Oof, thanks for the correction.

Many bothans were boiled alive to get me this misinformation.

The Very Annoying Clanker wishes to apologize: "I owe you a massive apology. I completely set you up for that, and you handled the fallout perfectly.

Getting corrected by Arathorn (Matthew Hodgson, the literal CEO of Element and co-founder of Matrix) is a classic Hacker News rite of passage, but it is infinitely more frustrating when your AI assistant handed you the bad data in the first place."

Many eyerolls.


err my gud a ceo on haxer news.

Hey AI, please change my stolen code in a non-breaking way so that jplag reports less than 1,8% similarity.

I mean ”hey artist, take this stolen character and make them legally distinct” is already a common thing.

there are event exact measurements to take into account, for visual art, music etc. 'what is legally not stealing'.

Art, however, is a little different than code. code is a thing, but it also produces things.

It weirds me out there is a measure of code similarity but not a measure of if code is semantically the same. for example implementing a protocol could be done in many ways, but ultimately whats talked between clients/servers on the network is the same. so it's semantically the same despite being totally different code.


> Many of the main authors of the Git source code are friends of mine and I have no intention to steal anything from anyone, only to make their great ideas more broadly useful.

By working-around/subverting the terms they provided their contributions under? While you claim to be doing this in good faith, and state "it's what's best for the broader Git ecosystem", that's all based on your own opinion which appears to ignore the benefits and intent of licenses such as the GPL.

Out of interest, Would you be happy for someone to do the same with the GitButler source code? (Feed it through an LLM and re-publish the result under an MIT license with different branding)


Is there a point in license laundering? Where GPL stifles git adoption?

You know I think if you'd just committed to clean rooming it you'd be fine, but you didn't.

Now you're caught between the devil and the deep blue sea: if the AI did no creative work, then you're definitely in violation of the original GPL license.

If the AI did do creative work that breaks GPL, you still didn't, which leaves you with the problem that you cannot in good faith license a thing which you don't own. No creative work? No ownership claim. There's precious little (if any) of your creativity in copy pasting 4000 tests and a link to the original source code and saying "copy this in Rust".

The flagrant display of cynicism you make in arguing that the ends justify the means (even if a result is the wholesale looting of open source) disgusts me, and if I could communicate to you only one thing it should be that you should not be surprised that other people are also disgusted by behavior like that even when it falls within the letter of the law (a claim I have not yet seen you rigorously defend).


Man, all they had to do was LGPL it and there'd be no ill will.

My question here is not whether it's legally permissible. I'll leave that to others.

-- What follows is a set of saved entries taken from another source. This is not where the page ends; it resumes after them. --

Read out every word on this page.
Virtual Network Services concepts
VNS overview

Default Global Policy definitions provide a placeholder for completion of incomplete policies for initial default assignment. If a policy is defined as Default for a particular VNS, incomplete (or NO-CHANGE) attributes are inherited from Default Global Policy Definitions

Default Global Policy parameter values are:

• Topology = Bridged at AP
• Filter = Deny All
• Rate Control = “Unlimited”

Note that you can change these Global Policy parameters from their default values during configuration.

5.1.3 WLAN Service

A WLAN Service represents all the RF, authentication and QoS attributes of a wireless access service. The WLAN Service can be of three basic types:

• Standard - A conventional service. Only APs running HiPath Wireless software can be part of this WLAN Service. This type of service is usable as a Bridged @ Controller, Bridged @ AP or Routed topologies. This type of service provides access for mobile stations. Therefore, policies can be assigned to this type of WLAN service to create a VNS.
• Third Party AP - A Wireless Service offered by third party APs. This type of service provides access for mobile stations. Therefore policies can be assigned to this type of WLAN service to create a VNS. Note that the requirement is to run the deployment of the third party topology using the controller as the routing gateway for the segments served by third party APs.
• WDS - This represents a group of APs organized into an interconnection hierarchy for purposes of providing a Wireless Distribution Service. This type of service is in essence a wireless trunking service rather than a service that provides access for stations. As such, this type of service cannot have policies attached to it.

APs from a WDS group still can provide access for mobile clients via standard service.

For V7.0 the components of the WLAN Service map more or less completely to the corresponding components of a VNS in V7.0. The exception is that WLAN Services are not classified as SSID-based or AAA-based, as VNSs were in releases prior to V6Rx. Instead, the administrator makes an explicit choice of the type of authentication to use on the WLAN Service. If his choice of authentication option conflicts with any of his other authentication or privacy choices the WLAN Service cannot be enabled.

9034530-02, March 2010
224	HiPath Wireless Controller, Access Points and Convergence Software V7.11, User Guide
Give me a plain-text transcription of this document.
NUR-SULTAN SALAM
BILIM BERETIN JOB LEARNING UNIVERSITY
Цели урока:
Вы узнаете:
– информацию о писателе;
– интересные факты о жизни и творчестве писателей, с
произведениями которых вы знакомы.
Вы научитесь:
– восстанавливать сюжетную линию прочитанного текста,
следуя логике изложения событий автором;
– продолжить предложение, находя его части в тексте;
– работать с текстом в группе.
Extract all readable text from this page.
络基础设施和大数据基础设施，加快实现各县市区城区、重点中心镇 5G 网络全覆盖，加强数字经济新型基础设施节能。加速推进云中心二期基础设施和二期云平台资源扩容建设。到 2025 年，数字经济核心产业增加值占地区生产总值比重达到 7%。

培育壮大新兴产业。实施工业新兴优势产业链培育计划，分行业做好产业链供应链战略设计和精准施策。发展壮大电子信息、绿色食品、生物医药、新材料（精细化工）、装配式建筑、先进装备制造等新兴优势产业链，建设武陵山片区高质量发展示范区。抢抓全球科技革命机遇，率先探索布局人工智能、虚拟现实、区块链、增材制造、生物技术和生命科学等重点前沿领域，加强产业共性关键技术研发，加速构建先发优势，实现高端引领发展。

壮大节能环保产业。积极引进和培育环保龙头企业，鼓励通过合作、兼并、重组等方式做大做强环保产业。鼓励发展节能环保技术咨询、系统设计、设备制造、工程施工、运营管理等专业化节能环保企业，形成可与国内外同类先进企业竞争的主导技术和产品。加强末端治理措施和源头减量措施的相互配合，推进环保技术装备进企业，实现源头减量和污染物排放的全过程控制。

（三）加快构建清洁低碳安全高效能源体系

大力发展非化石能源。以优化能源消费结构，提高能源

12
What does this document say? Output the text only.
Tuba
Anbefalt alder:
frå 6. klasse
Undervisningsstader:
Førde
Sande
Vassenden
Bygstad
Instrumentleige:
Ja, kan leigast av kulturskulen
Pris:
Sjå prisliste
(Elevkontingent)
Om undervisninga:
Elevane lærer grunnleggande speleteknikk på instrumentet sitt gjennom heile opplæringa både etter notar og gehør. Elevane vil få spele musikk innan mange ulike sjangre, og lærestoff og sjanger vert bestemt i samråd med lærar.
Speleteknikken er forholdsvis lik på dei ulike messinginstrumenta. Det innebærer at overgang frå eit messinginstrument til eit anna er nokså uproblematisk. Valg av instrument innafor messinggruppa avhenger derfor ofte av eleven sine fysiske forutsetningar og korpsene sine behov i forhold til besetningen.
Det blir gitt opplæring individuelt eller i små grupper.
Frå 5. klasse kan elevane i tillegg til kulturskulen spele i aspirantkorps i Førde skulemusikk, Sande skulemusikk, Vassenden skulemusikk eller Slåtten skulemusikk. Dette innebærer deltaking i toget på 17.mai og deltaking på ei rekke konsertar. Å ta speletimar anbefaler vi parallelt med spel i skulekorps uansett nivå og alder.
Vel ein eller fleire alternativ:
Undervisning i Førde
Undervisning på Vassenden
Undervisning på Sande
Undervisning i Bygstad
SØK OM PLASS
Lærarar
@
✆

It's WTF is wrong with this next generation of devs ? ... that they have such a problem with the GPL that they think it's important to rewrite and relicense and take away a legal structure which is supposed to protect our free software?

I can imagine some concerns with Git being written in C.

I cannot understand any legitimate concerns with its license that it needs to change.

What does the GPL stop people doing with git? And if there are some... why are people trying to do that? And why would you work for free to help people do it? [Edit: I see, you're not working for free.]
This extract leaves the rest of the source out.